I also have other fields - status, timestamp, etc, but I don't have index on these other fields.

The status can be "online", "offline", "in-progress", etc.

I want to get the count of the records based on "status" and "Id" field.

The user will pass the Id field and the query needs to return the count based on the status field. e.g.

"online" : 20

"offline" : 30

"in-progress" : 40

The query works fine.

As I understand, the maximum size of the DynamoDb query output is 1 MB. This limit applies before any FilterExpression is applied to the results.

Since the number of records in the table are huge, ( around 100k), I need to execute the queries again and again by passing "Exclusive Start key" parameter.

https://docs.aws.amazon.com/amazondynamodb/latest/developerguide/Query.html#Query.Pagination

In fact, I need to run multiple queries (one for each status value) in the loop, for calculating the counts based on "status" field.

Is there any efficient way to retrieve theses counts?

I am thinking of extending the index to the status field also. So it will eliminate the need for applying filter expression.

Dattatray
  • 1,745
  • 1
  • 21
  • 49

2 Answers2

0

If the field isn't indexed, you need to do a table scan to get the full count. You can parallelize the scan to make it faster, or just index it.

tsnowlan
  • 3,472
  • 10
  • 15
  • How would an index help, if all the rows are being counted? In a SQL db, sure, if there's a covering index, but I'm not seeing how to optimize this query pattern with an index in DynamoDB. I may be overlooking something. – Michael - sqlbot Sep 12 '19 at 00:49
  • DynamoDB is basically a giant key value store with some indexes as a concession to functionality we're used to with SQL. It's a tradeoff for the high I/O that you get. You put a Global Secondary Index on `status`, and then you'll be able to query that field's contents directly. Without that index, the data is completely free form and the database can't tell you what's in a particular record. So to find out you do a big table scan and do the lookup yourself. – tsnowlan Sep 12 '19 at 07:56
  • The docs on GSIs: https://docs.aws.amazon.com/amazondynamodb/latest/developerguide/GSI.html – tsnowlan Sep 12 '19 at 07:59
  • Yep, that makes sense. I thought you were saying more than you were saying. My mistake. – Michael - sqlbot Sep 12 '19 at 12:12
0

There are fields ScannedCount and Count yet even if field is indexed, you will get count of items only when result of query is less than 1MB.

If you have a lot of rows or single row is big, max size per row may be up to 400KB, so if you have rows of 400KB, you may scan only couple of such before hitting 1MB limit and you will get count of those. If you have small rows, you will be able to scan through more during single query. Yet in any case DynamoDB will not scan all the data to give you results on one go. You will get paginated results.

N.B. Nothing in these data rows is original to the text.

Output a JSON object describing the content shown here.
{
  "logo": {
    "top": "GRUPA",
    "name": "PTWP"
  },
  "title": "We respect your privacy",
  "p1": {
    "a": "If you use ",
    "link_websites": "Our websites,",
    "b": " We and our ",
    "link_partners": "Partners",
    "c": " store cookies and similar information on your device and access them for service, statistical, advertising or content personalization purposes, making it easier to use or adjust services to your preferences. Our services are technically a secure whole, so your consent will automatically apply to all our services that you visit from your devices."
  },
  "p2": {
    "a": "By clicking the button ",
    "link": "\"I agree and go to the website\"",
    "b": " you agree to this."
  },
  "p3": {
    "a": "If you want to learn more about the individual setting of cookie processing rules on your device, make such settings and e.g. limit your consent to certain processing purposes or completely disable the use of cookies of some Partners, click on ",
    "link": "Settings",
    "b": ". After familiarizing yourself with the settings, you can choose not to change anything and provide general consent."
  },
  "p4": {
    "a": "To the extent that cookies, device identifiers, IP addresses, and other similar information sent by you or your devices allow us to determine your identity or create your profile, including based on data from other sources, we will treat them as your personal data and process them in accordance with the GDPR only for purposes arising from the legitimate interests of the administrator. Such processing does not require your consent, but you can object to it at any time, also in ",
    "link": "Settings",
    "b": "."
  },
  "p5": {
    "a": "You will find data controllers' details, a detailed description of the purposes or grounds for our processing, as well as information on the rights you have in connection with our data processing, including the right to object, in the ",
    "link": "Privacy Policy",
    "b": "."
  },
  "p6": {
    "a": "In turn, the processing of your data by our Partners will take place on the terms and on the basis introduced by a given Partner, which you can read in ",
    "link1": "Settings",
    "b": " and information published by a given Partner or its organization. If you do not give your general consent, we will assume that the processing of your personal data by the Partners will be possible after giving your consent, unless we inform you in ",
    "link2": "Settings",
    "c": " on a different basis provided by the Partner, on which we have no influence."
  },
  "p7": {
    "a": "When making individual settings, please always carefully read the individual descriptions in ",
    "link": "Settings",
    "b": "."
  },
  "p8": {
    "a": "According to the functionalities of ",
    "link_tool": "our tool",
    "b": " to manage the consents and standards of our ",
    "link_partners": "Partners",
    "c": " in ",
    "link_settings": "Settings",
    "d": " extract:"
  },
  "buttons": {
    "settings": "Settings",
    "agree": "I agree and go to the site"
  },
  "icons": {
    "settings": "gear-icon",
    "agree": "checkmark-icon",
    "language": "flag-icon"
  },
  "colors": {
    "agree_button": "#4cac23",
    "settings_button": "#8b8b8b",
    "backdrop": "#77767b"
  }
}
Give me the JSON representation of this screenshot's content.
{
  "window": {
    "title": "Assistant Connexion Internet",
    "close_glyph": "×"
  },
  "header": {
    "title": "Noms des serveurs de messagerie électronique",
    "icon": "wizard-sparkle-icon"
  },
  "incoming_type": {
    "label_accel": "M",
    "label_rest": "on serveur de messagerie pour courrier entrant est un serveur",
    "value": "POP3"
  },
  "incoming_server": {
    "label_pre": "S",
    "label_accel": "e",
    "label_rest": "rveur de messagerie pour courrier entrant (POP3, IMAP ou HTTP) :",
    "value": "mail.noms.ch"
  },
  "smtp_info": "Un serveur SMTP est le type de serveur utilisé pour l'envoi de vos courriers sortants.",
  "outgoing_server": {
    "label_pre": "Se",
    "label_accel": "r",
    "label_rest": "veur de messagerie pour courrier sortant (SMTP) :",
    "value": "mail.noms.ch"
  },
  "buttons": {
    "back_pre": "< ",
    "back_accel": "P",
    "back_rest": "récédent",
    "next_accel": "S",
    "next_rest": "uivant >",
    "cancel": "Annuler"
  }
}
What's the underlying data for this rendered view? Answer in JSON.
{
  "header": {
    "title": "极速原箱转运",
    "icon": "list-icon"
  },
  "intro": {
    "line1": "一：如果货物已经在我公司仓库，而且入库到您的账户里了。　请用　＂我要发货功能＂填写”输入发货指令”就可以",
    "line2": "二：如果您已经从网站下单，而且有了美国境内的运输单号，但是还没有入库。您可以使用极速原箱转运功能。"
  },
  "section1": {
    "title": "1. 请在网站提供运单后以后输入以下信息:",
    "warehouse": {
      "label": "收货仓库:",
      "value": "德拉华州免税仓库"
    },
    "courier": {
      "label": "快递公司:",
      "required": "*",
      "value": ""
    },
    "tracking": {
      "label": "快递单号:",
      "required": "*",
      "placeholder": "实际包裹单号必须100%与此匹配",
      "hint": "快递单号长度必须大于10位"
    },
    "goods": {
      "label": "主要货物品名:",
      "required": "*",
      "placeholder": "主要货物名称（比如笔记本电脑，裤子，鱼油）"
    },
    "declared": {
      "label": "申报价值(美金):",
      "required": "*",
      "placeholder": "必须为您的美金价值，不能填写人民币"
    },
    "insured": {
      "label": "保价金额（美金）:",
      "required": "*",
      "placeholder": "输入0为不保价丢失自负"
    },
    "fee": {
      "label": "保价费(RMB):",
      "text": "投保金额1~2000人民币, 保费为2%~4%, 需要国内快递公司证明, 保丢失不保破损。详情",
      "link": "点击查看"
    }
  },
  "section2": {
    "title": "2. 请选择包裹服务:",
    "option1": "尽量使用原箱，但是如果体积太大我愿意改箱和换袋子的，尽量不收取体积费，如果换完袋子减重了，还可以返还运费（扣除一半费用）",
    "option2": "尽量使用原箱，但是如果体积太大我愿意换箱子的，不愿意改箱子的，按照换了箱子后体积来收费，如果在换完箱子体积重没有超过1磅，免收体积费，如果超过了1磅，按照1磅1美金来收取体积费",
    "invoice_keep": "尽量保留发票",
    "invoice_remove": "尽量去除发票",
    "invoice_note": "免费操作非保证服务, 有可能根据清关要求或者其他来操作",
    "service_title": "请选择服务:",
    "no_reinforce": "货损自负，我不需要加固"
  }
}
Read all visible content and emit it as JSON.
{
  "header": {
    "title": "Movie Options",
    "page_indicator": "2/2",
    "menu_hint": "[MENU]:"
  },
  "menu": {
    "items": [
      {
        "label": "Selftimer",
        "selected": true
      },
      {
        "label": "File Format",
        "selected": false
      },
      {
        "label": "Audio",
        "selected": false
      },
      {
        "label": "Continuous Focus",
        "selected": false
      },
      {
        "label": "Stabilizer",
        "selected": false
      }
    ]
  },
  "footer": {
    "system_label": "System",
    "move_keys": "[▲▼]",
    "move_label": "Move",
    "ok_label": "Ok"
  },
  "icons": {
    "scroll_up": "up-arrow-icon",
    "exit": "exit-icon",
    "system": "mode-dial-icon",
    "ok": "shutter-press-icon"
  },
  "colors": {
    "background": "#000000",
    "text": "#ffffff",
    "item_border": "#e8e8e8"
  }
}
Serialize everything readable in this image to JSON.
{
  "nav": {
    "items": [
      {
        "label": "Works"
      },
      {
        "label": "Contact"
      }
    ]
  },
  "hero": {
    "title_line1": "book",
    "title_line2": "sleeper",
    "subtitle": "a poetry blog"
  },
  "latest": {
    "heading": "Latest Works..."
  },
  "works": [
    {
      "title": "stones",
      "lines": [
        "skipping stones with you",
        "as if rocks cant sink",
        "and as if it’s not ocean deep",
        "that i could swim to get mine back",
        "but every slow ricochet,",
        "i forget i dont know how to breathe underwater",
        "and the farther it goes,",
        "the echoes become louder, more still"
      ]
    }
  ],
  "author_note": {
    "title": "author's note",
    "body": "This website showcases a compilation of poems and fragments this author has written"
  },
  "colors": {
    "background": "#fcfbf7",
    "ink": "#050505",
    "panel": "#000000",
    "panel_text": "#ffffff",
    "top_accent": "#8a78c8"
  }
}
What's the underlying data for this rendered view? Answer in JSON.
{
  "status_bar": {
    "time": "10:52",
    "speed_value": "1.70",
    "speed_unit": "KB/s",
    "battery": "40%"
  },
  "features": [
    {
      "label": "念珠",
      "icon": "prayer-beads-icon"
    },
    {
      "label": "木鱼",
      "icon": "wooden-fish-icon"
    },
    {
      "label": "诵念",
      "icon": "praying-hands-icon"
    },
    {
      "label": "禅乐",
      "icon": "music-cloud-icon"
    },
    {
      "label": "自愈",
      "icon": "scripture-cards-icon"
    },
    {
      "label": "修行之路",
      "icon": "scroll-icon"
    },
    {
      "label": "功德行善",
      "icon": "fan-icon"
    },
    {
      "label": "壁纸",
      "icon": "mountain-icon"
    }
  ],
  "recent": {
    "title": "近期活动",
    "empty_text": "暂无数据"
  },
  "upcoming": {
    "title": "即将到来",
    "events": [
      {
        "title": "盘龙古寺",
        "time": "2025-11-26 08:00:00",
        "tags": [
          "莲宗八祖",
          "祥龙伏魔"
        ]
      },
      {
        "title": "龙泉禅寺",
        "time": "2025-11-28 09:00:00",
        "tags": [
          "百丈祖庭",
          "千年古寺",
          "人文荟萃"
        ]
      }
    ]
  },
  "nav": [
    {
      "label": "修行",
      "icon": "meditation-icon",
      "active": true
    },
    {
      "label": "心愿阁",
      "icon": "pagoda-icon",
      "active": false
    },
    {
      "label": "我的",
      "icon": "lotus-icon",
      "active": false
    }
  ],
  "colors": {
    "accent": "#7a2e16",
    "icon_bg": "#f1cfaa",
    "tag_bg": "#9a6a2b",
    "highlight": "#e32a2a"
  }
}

With proper index your query won't need use filters, w/o good index you will do index-scan or table-scan probably with applied filters but it does nothing to work around the fact - query will always scan up to 1MB of data and will return paginated results.

From the docs:

ScannedCount — The number of items that matched the key condition expression before a filter expression (if present) was applied.

Count — The number of items that remain after a filter expression (if present) was applied.

If the size of the Query result set is larger than 1 MB, ScannedCount and Count represent only a partial count of the total items. You need to perform multiple Query operations to retrieve all the results.

Each Query response contains the ScannedCount and Count for the items that were processed by that particular Query request. To obtain grand totals for all of the Query requests, you could keep a running tally of both ScannedCount and Count.

https://docs.aws.amazon.com/amazondynamodb/latest/developerguide/Query.html

Lukas Liesis
  • 24,652
  • 10
  • 111
  • 109